Chinnaswamy Stadium, Bengaluru
M Chinnaswamy stadium may not have the aura of the Lord’s or the imposing nature of Eden Gardens, but ever since it was given Test status in 1974-75, this prominent landmark in Bengaluru has witnessed some of the finest moments in the history of cricket.
This stadium has shown the propensity to ignite great careers and churn out unforgettable classics that are more than statistics for any cricket fan. A skinny Antiguan lad with a Roman nose and a lanky, bespectacled Barbadian made their debut in the first Test played at this venue. Few could have imagined Sir Vivian Richards and Gordon Greenidge would begin two of the game’s most decorated cricket careers from this venue.
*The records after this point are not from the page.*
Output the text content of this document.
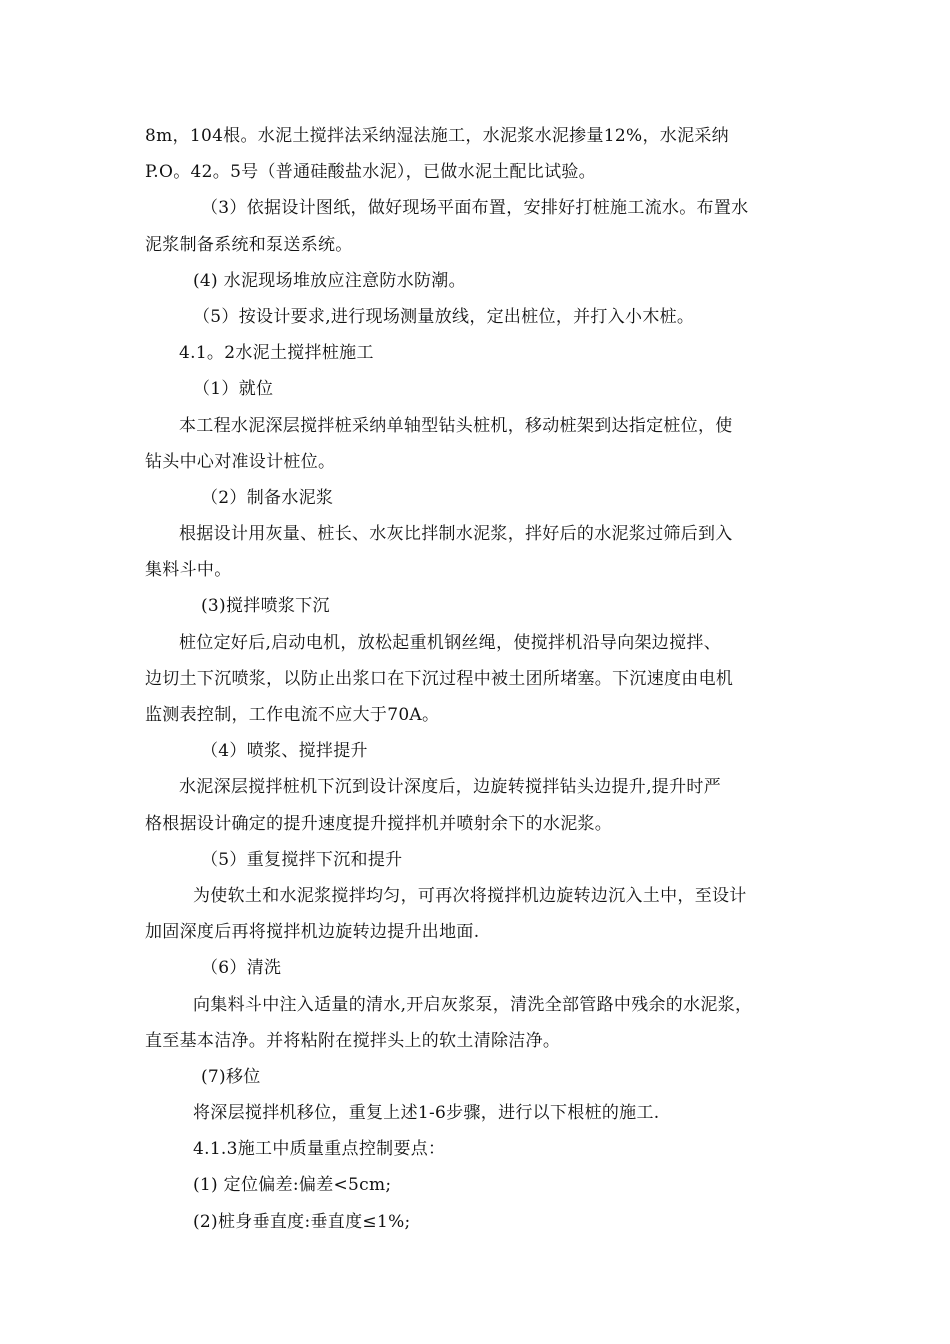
8m，104根。水泥土搅拌法采纳湿法施工，水泥浆水泥掺量12%，水泥采纳
P.O。42。5号（普通硅酸盐水泥），已做水泥土配比试验。
（3）依据设计图纸，做好现场平面布置，安排好打桩施工流水。布置水
泥浆制备系统和泵送系统。
(4) 水泥现场堆放应注意防水防潮。
（5）按设计要求,进行现场测量放线，定出桩位，并打入小木桩。
4.1。2水泥土搅拌桩施工
（1）就位
本工程水泥深层搅拌桩采纳单轴型钻头桩机，移动桩架到达指定桩位，使
钻头中心对准设计桩位。
（2）制备水泥浆
根据设计用灰量、桩长、水灰比拌制水泥浆，拌好后的水泥浆过筛后到入
集料斗中。
(3)搅拌喷浆下沉
桩位定好后,启动电机，放松起重机钢丝绳，使搅拌机沿导向架边搅拌、
边切土下沉喷浆，以防止出浆口在下沉过程中被土团所堵塞。下沉速度由电机
监测表控制，工作电流不应大于70A。
（4）喷浆、搅拌提升
水泥深层搅拌桩机下沉到设计深度后，边旋转搅拌钻头边提升,提升时严
格根据设计确定的提升速度提升搅拌机并喷射余下的水泥浆。
（5）重复搅拌下沉和提升
为使软土和水泥浆搅拌均匀，可再次将搅拌机边旋转边沉入土中，至设计
加固深度后再将搅拌机边旋转边提升出地面.
（6）清洗
向集料斗中注入适量的清水,开启灰浆泵，清洗全部管路中残余的水泥浆，
直至基本洁净。并将粘附在搅拌头上的软土清除洁净。
(7)移位
将深层搅拌机移位，重复上述1-6步骤，进行以下根桩的施工.
4.1.3施工中质量重点控制要点：
(1) 定位偏差:偏差<5cm;
(2)桩身垂直度:垂直度≤1%;
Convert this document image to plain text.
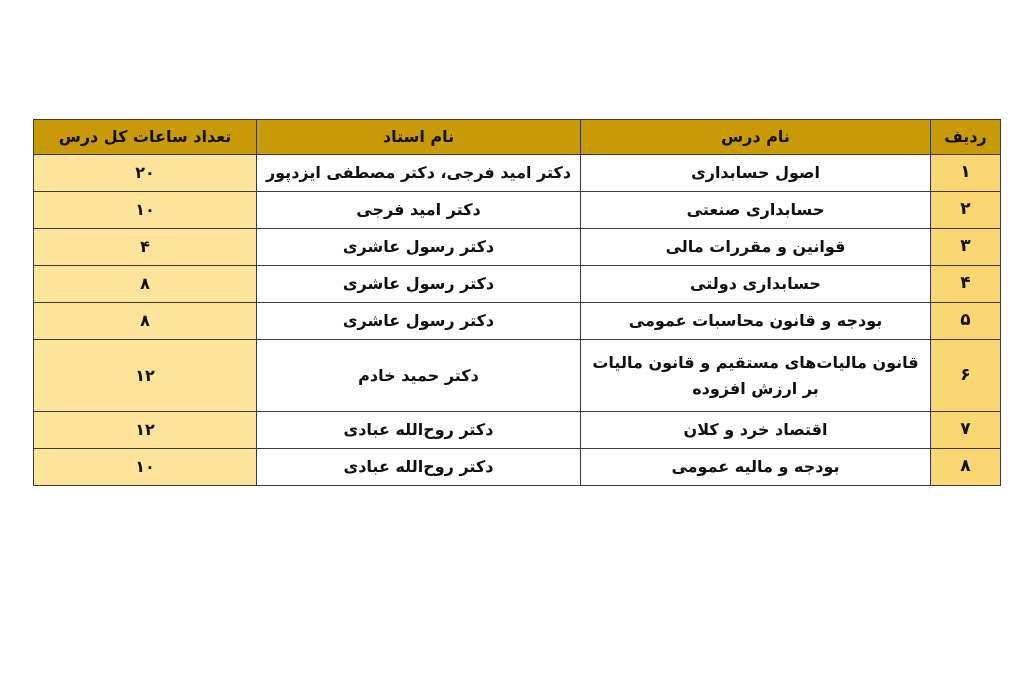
ردیف	نام درس	نام استاد	تعداد ساعات کل درس
۱	اصول حسابداری	دکتر امید فرجی، دکتر مصطفی ایزدپور	۲۰
۲	حسابداری صنعتی	دکتر امید فرجی	۱۰
۳	قوانین و مقررات مالی	دکتر رسول عاشری	۴
۴	حسابداری دولتی	دکتر رسول عاشری	۸
۵	بودجه و قانون محاسبات عمومی	دکتر رسول عاشری	۸
۶	قانون مالیات‌های مستقیم و قانون مالیات بر ارزش افزوده	دکتر حمید خادم	۱۲
۷	اقتصاد خرد و کلان	دکتر روح‌الله عبادی	۱۲
۸	بودجه و مالیه عمومی	دکتر روح‌الله عبادی	۱۰
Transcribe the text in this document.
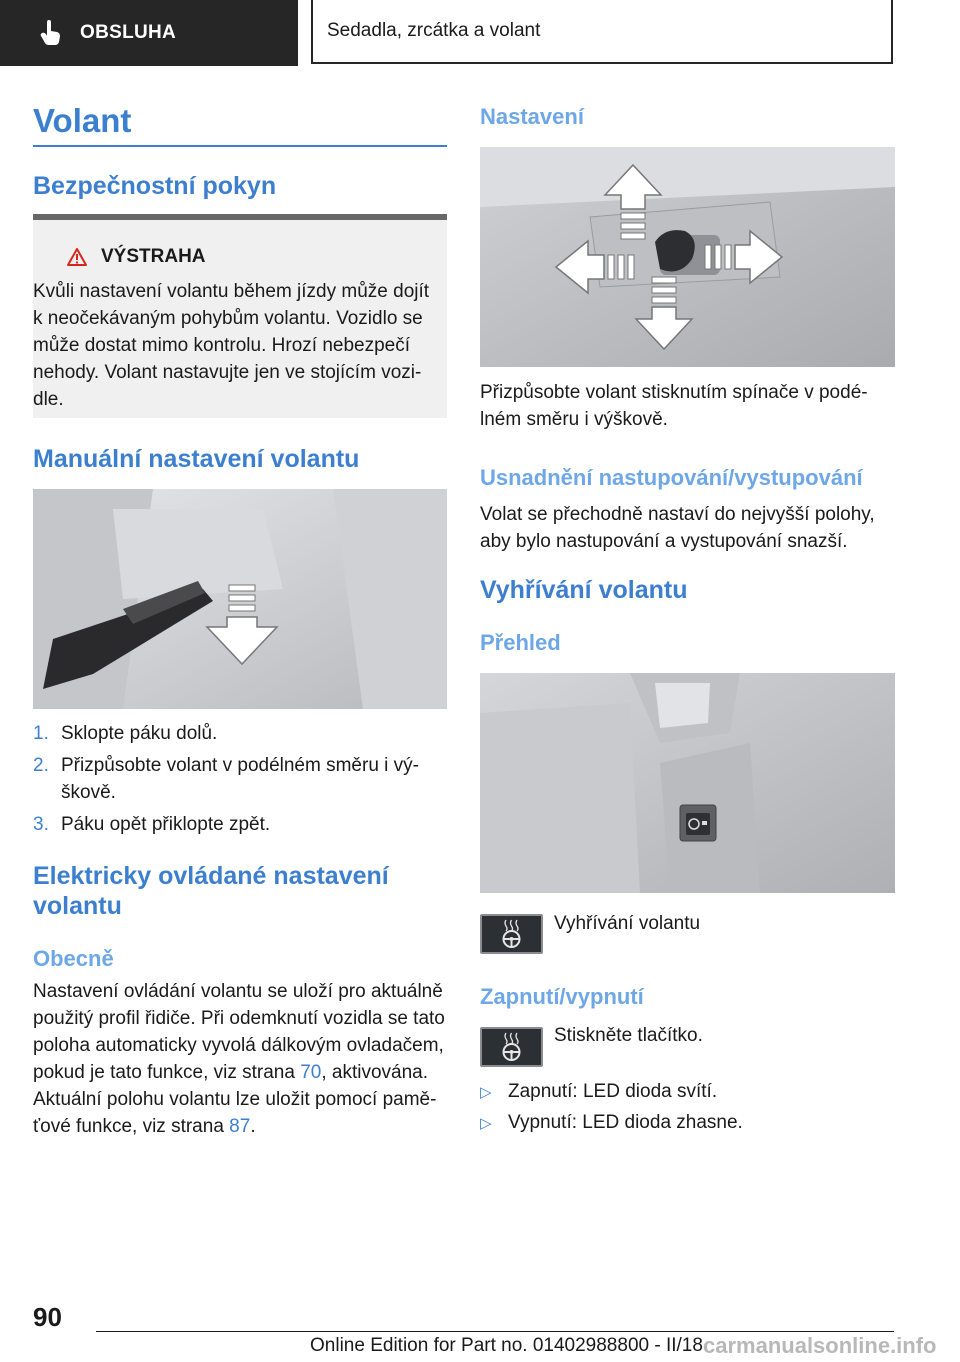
OBSLUHA	Sedadla, zrcátka a volant
Volant
Bezpečnostní pokyn
VÝSTRAHA
Kvůli nastavení volantu během jízdy může dojít
k neočekávaným pohybům volantu. Vozidlo se
může dostat mimo kontrolu. Hrozí nebezpečí
nehody. Volant nastavujte jen ve stojícím vozi‐
dle.
Manuální nastavení volantu
1. Sklopte páku dolů.
2. Přizpůsobte volant v podélném směru i vý‐
škově.
3. Páku opět přiklopte zpět.
Elektricky ovládané nastavení
volantu
Obecně
Nastavení ovládání volantu se uloží pro aktuálně
použitý profil řidiče. Při odemknutí vozidla se tato
poloha automaticky vyvolá dálkovým ovladačem,
pokud je tato funkce, viz strana 70, aktivována.
Aktuální polohu volantu lze uložit pomocí pamě‐
ťové funkce, viz strana 87.
Nastavení
Přizpůsobte volant stisknutím spínače v podé‐
lném směru i výškově.
Usnadnění nastupování/vystupování
Volat se přechodně nastaví do nejvyšší polohy,
aby bylo nastupování a vystupování snazší.
Vyhřívání volantu
Přehled
Vyhřívání volantu
Zapnutí/vypnutí
Stiskněte tlačítko.
▷ Zapnutí: LED dioda svítí.
▷ Vypnutí: LED dioda zhasne.
90
Online Edition for Part no. 01402988800 - II/18 carmanualsonline.info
But they were not the only ones – the ground has seen greats like GR Viswanath, BS Chandrasekhar, EAS Prasanna and modern-day giants like Rahul Dravid and Anil Kumble hone their skills. Dravid’s unflappable technique against short-pitched balls has its roots in the countless hours he spent on the concrete steps of Chinnaswamy stadium, facing steep, rising deliveries.
Sunil Gavaskar perhaps played the most memorable knock of his career here and that too in his final Test appearance. His swansong innings in 1987 against Pakistan on a minefield of a surface is still remembered around the world with awe for its technical perfection and sheer mental precision.
The stadium was refurbished in 1996, but some attributes did not alter, its allure intact even after the renovation. The titanic 1996 World Cup quarter-final tussle between India and Pakistan produced some electrifying moments. The fierce rivalry between Venkatesh Prasad and Aamir Sohail in that match is now stuff of legend.
Perfect weather, lush surroundings and some exciting nightspots make Bengaluru a must-visit city. The Bengaluru Palace, built in 1887, provides a stunning glimpse into the regal splendour of the Wodeyar dynasty. The Palace is situated right in the heart of the city. Recently christened Bengaluru, is one of the garden cities of India. Visits to Lal Bagh and Cubbon Park are a delight given their verdant landscape. Both parks are located close to MG Road, the nerve centre of Bengaluru.
Located a few minutes away from MG Road, you have the imposing structures of the Vidhana Soudha, the Karnataka High Court and the Vikasa Soudha; all within a fifty-metre radius.They represent the legislative, the judiciary and the executive in this country.
The best thing about shopping in Bengaluru is that you don’t have to kill yourself travelling all over the city to find something that appeals to the senses. MG Road, Commercial Street and Brigade Road are the three major shopping locales situated in the heart of the city, within a distance of 100-200 metres. You are sure to find everything from branded garments to colourful trinkets and items that are native to the state of Karnataka.
Culture and Entertainment
Bengaluru is the IT hub of India. The city is also referred to as the pub capital of India – within a radius of about 50 metres, you’re likely to find as many clubs, if not more. 13th Floor is one of the more popular clubs thanks to the stunning view it offers.
Bengaluru boasts of a gastronomic treat with cuisines from all over the country and the world. The pepper brain curry at the Empire chain of restaurants located all over the city is not to be missed. Mavalli Tiffin Room, located on Lal Bagh Road, with its vegetarian South Indian fare, leaves its own unique imprint on the taste buds with its mix of spices and chutnies. India’s first Vietnamese restaurant – The Blue Ginger at the Taj West End – comes recommended for those with a preference for the exotic. Arabian delights take on a new meaning with the superb shawarmas and falafels you find across the city. For dessert, stop by for strawberries and cream at your neighbourhood Corner House.
The violin-shaped Chowdiah Memorial Hall at Malleswaram and Ranga Shankar at J P Nagar are the centres for the Indian performing arts.